Peso 12,4 kg (p10-25), talla 95 cm (p50), tensión arterial 100/60 mmHg, frecuencia cardiaca 90 lpm, frecuencia respiratoria 28 rpm, temperatura 38,3 oC. Regular aspecto general por facies febril, decaída y discreta sequedad de mucosas. Cráneo normal. Signos meníngeos negativos. No presenta exantemas ni petequias. Otoscopia y orofaringe normal. A la auscultación se observa una disminución de la entrada de aire en base derecha. Abdomen blando y depresible, no se palpan masas, ni visceromegalias. Genitales normales de niña. Región lumbosacra normal. Resto de la exploración normal.
En los análisis realizados para valorar parámetros de infección se objetivó leucocitosis de 22 000 con neutrofilia (neutrófilos 87%) y proteína C reactiva (PCR) de 200 mg/l, pero destacaba la hipopotasemia de 2,2 mmol/l con Na 129 mmol/l, Cl 92,2 mmol/l, Ca 9,5 mg/dl, Mg 1,7 mg/dl, Cr 0,5 mg/dl y alcalosis metabólica (pH 7,50 y bicarbonato 24,1 mmol/l). Renina y aldosterona elevadas.
Se solicitó estudio de orina: densidad 1005, PH 8, sedimento normal. Iones en orina: K 17,5 mEq/l, Cl 10 mEq/l, Na 7 mEq/l; Na orina/K orina 0,4. Excreciones fraccionadas de K elevadas (8,32%), de Na (0,06%) y de Cl (0,11%) en valores de normalidad. Ca/Cr 0,56 mg/mg. Aclaramiento de creatinina normal, filtrado glomerular 104,50 ml/min/1,73m2,
La ecografía renal fue normal y en el electrocardiograma (ECG) se confirmó la hipopotasemia por prolongación del PR en el ECG.
Ante el diagnóstico de neumonía basal derecha, se inició tratamiento antibiótico con cefuroxima intravenosa y de modo progresivo fue mejorando clínica, radiológica y analíticamente.
Ante la sospecha de tubulopatía, dada la hipopotasemia y la pérdida urinaria elevada de este electrolito, se inició tratamiento con suplementos intravenosos de potasio y se corrigieron poco a poco las cifras, siendo al alta el K de 3,9 mmol/l.
Se controló en consultas de Nefrología Pediátrica, confirmándose la tubulopatía genéticamente (síndrome de Gitelman) y manteniendo adecuados niveles de K sérico con suplementos orales y dieta rica en este electrolito.

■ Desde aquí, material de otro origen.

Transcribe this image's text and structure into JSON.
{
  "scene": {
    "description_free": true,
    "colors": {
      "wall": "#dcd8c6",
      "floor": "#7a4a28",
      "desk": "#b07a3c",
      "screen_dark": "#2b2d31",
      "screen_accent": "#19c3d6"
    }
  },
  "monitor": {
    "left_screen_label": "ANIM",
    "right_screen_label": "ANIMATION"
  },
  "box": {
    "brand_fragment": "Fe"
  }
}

La paciente es portadora de las variaciones p.Gly741Arg y p.Cys994Tyr, ambas en heterocigosis, en el gen SLC12A3, localizado en el brazo largo del cromosoma 16. Transmisión autosómica recesiva.
Nuestra paciente, desde su diagnóstico, recibe una dieta rica en potasio y magnesio y suplementos orales de potasio. Tras varios años de tratamiento, dada las altas dosis de suplementos orales de K (4,3 mEq/kg/día) para mantener niveles séricos de K 3,1-3,5 mmol/l, se decide asociar al tratamiento diuréticos ahorradores de potasio.

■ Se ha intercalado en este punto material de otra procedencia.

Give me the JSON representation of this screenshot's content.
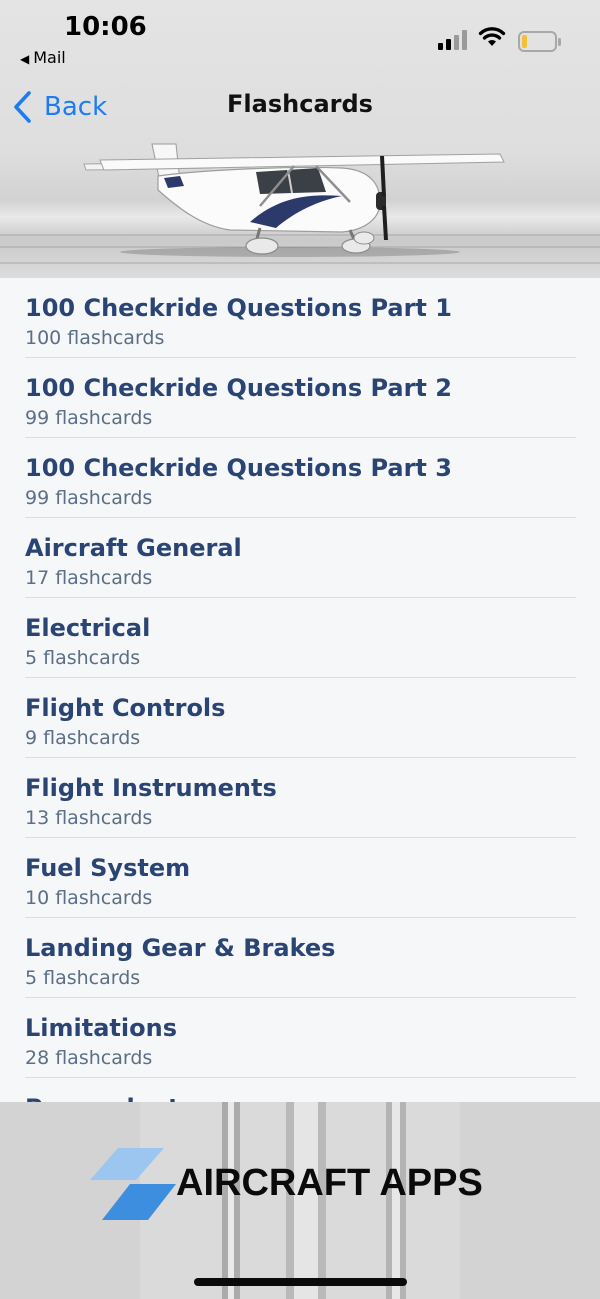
{
  "status_bar": {
    "time": "10:06",
    "back_app": "Mail",
    "icons": [
      "signal-icon",
      "wifi-icon",
      "battery-icon"
    ]
  },
  "nav": {
    "back_label": "Back",
    "title": "Flashcards"
  },
  "colors": {
    "accent": "#1e7cf2",
    "title_text": "#2a4474",
    "subtitle_text": "#5d6f86",
    "list_bg": "#f5f7f9"
  },
  "list": {
    "items": [
      {
        "title": "100 Checkride Questions Part 1",
        "subtitle": "100 flashcards"
      },
      {
        "title": "100 Checkride Questions Part 2",
        "subtitle": "99 flashcards"
      },
      {
        "title": "100 Checkride Questions Part 3",
        "subtitle": "99 flashcards"
      },
      {
        "title": "Aircraft General",
        "subtitle": "17 flashcards"
      },
      {
        "title": "Electrical",
        "subtitle": "5 flashcards"
      },
      {
        "title": "Flight Controls",
        "subtitle": "9 flashcards"
      },
      {
        "title": "Flight Instruments",
        "subtitle": "13 flashcards"
      },
      {
        "title": "Fuel System",
        "subtitle": "10 flashcards"
      },
      {
        "title": "Landing Gear & Brakes",
        "subtitle": "5 flashcards"
      },
      {
        "title": "Limitations",
        "subtitle": "28 flashcards"
      },
      {
        "title": "Powerplant",
        "subtitle": ""
      }
    ]
  },
  "footer": {
    "brand": "AIRCRAFT APPS"
  }
}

En ocasiones, coincidiendo con episodios de diarrea y vómitos, presenta hipopotasemia sintomática, que precisa suplementos intravenosos de potasio.
No hay datos de hipomagnesemia en ningún momento, por lo que no recibe suplementos de magnesio orales, solo una dieta rica en magnesio.
Se trata de una enfermedad de carácter permanente con evolución y pronóstico favorables si se cumple el tratamiento.